Another means the conspirators used to disguise ST. ANGELO’s and the Entities’ true financial condition was to extend the maturity date of older loans on which ST. ANGELO was unable to make payments, which allowed First NBC Bank to avoid downgrading, impairing, or reporting the loans as nonperforming or losses to the bank.
Bank President A, Bank Officer B, and others funded fraudulent tax credit investments that First NBC Bank purportedly made in certain Entities owned by ST. ANGELO. In reality, the supposed investments simply funneled money from First NBC Bank’s general ledger to ST. ANGELO and certain Entities, so that ST. ANGELO could make his loan payments and cure overdrafts, and so the bank could avoid downgrading, impairing, or reporting the loans as nonperforming or losses to the bank.
On multiple occasions, Bank President A and ST. ANGELO executed false documents entitled “Agreements to Purchase Tax Credits” designed to make it appear that First NBC Bank was paying ST. ANGELO money in exchange for ownership interests in entities supposedly owned by ST. ANGELO. In reality, these agreements were a way for Bank President A, Bank Officer B, and ST. ANGELO to justify the diversion of bank funds to ST. ANGELO and certain Entities to cure overdrafts and avoid reporting requirements. On multiple occasions, Bank Officer B directed the disbursement of payments to ST. ANGELO and certain Entities from First NBC Bank’s general ledger, purportedly for tax credit investments, knowing that the tax credit investments were false.
Yet another means by which Bank President A, ST. ANGELO, Bank Officer B, and others concealed the true financial condition of ST. ANGELO’s loans was to lend funds to ST. ANGELO’s associates as nominees. Bank President A and ST. ANGELO caused the nominees to sign loan documents, making it appear that the nominee entity was taking out the loan solely for its own use. In fact, the loan proceeds often were paid to ST. ANGELO or the Entities, not the nominees, and were, in part, used to pay ST. ANGELO’s and the Entities’ existing debts to First NBC Bank or to enrich ST. ANGELO.
ST. ANGELO, Bank President A, and Bank Officer B caused employees of First NBC Bank to transfer the nominee loan proceeds directly to ST. ANGELO’s or the Entities’ deposit accounts, when ST. ANGELO, Bank President A, and Bank Officer B knew the loans were not solely for the nominee, but benefitted ST. ANGELO, who was not named in the loan documents or listed as a guarantor.
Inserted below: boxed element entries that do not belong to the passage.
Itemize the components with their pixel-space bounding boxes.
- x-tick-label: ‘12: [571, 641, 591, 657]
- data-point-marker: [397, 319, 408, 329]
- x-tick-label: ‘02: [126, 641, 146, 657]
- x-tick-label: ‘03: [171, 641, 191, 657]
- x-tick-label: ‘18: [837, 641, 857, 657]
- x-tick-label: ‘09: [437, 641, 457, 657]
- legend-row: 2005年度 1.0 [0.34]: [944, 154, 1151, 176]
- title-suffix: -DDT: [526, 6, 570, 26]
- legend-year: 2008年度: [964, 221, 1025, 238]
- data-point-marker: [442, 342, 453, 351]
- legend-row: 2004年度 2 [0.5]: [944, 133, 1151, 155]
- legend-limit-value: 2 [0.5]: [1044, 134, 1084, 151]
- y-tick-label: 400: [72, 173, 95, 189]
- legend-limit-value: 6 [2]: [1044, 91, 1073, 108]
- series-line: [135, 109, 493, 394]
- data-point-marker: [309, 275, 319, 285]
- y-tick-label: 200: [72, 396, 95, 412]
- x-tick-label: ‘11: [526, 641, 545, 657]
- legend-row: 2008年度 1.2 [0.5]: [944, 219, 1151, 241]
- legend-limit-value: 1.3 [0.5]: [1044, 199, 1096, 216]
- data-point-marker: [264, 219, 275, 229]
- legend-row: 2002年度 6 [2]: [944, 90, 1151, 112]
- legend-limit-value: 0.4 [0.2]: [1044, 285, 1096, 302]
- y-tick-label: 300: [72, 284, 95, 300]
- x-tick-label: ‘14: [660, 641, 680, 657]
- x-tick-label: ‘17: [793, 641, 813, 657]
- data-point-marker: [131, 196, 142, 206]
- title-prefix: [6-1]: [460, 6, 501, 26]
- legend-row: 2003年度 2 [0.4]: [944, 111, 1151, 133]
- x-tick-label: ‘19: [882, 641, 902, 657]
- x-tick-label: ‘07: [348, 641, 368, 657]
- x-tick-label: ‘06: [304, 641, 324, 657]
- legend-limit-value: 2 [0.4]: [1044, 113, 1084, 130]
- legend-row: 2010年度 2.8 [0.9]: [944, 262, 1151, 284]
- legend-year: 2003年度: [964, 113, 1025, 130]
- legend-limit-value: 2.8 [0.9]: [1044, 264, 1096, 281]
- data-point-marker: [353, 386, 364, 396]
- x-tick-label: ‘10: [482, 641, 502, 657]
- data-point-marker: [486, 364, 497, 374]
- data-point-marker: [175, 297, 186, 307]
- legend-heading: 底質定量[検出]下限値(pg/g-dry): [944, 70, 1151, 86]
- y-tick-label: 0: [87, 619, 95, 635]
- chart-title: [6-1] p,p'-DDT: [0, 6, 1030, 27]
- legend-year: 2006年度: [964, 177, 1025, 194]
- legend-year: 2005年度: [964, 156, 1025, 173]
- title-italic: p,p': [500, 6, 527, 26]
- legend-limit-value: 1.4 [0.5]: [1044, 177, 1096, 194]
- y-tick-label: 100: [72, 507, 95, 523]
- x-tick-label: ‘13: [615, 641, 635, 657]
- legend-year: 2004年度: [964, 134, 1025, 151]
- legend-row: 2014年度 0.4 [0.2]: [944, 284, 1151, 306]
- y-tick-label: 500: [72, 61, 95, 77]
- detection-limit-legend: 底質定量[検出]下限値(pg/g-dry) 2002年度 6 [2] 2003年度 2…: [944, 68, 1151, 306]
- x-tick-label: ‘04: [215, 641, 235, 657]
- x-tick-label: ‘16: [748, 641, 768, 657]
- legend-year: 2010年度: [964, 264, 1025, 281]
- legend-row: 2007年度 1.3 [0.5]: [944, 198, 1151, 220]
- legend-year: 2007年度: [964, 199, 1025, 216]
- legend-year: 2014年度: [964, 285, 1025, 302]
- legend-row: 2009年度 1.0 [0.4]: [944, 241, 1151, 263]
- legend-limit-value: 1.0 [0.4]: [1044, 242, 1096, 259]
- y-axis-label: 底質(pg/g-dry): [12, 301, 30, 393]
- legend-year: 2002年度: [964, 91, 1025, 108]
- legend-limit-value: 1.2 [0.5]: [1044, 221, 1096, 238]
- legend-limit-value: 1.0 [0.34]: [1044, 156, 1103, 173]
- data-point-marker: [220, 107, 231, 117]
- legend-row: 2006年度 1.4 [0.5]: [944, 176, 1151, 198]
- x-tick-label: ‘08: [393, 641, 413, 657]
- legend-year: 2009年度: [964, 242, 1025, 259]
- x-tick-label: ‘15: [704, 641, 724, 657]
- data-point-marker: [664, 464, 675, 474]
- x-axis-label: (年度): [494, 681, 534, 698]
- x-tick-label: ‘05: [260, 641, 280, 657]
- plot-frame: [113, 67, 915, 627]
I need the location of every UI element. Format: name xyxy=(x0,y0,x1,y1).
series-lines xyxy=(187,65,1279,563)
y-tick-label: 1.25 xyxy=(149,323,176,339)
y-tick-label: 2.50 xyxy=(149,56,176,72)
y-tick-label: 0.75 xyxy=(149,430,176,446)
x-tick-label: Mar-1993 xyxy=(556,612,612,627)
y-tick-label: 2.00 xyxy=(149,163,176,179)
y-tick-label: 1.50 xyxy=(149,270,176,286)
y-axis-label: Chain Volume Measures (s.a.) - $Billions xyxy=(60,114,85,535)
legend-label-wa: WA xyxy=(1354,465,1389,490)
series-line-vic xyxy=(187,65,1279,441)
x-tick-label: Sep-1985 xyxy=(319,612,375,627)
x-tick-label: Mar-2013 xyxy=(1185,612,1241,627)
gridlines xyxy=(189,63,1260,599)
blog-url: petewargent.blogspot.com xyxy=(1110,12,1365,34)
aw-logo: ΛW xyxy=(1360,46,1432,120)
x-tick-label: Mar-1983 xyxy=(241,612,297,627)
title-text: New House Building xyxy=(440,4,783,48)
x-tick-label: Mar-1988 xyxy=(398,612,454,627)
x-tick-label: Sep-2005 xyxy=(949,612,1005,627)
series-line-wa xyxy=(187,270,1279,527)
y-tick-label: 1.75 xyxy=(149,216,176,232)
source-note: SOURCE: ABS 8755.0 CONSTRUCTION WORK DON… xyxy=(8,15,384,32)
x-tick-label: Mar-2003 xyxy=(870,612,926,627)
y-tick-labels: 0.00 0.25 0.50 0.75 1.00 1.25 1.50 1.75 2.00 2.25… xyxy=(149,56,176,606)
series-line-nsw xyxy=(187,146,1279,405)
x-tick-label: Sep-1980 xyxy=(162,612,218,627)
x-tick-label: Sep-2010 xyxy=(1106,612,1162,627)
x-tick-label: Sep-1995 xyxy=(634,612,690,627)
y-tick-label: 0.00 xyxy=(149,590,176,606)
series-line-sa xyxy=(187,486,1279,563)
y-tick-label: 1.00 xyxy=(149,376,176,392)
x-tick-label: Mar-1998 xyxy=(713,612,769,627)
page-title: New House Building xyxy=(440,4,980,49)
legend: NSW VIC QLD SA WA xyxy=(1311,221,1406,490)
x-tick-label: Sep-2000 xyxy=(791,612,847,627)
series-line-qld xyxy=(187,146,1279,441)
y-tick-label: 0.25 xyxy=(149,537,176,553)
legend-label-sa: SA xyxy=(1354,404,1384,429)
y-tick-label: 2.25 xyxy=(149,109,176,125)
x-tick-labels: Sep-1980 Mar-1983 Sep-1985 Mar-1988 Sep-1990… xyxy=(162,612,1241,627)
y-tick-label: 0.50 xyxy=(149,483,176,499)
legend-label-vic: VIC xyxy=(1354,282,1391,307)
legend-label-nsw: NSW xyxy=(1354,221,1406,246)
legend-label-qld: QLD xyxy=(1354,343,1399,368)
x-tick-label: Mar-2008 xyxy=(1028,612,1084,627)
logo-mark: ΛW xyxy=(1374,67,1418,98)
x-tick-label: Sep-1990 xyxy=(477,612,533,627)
By April 28, 2017, First NBC Bank had advanced approximately $46 million to ST. ANGELO and the Entities based on the false personal financial statements, and practice of advancing loans to cover overdrafts and make loan payments. First NBC Bank had also paid ST. ANGELO an additional $9.6 million dollars in false tax credit investment money.
If found guilty, ST. ANGELO could face up to 30 years’ imprisonment, a fine of more than $1 million or twice the gross gain to him or the gross loss of any victims, five years of supervised release, and a special assessment of $100.
First Assistant United States Attorney Michael Simpson stated that a Bill of Information is merely an accusation and that the guilt of the defendant must be proven beyond a reasonable doubt.
This case is being investigated by the Federal Bureau of Investigation; the Federal Deposit Insurance Corporation, Office of Inspector General; and the Board of Governors of the Federal Reserve System, Consumer Financial Protection Bureau, Office of Inspector General. Assistant U.S. Attorneys Sharan E. Lieberman, Matthew R. Payne, Nicholas D. Moses, and J. Ryan McLaren are in charge of the prosecution.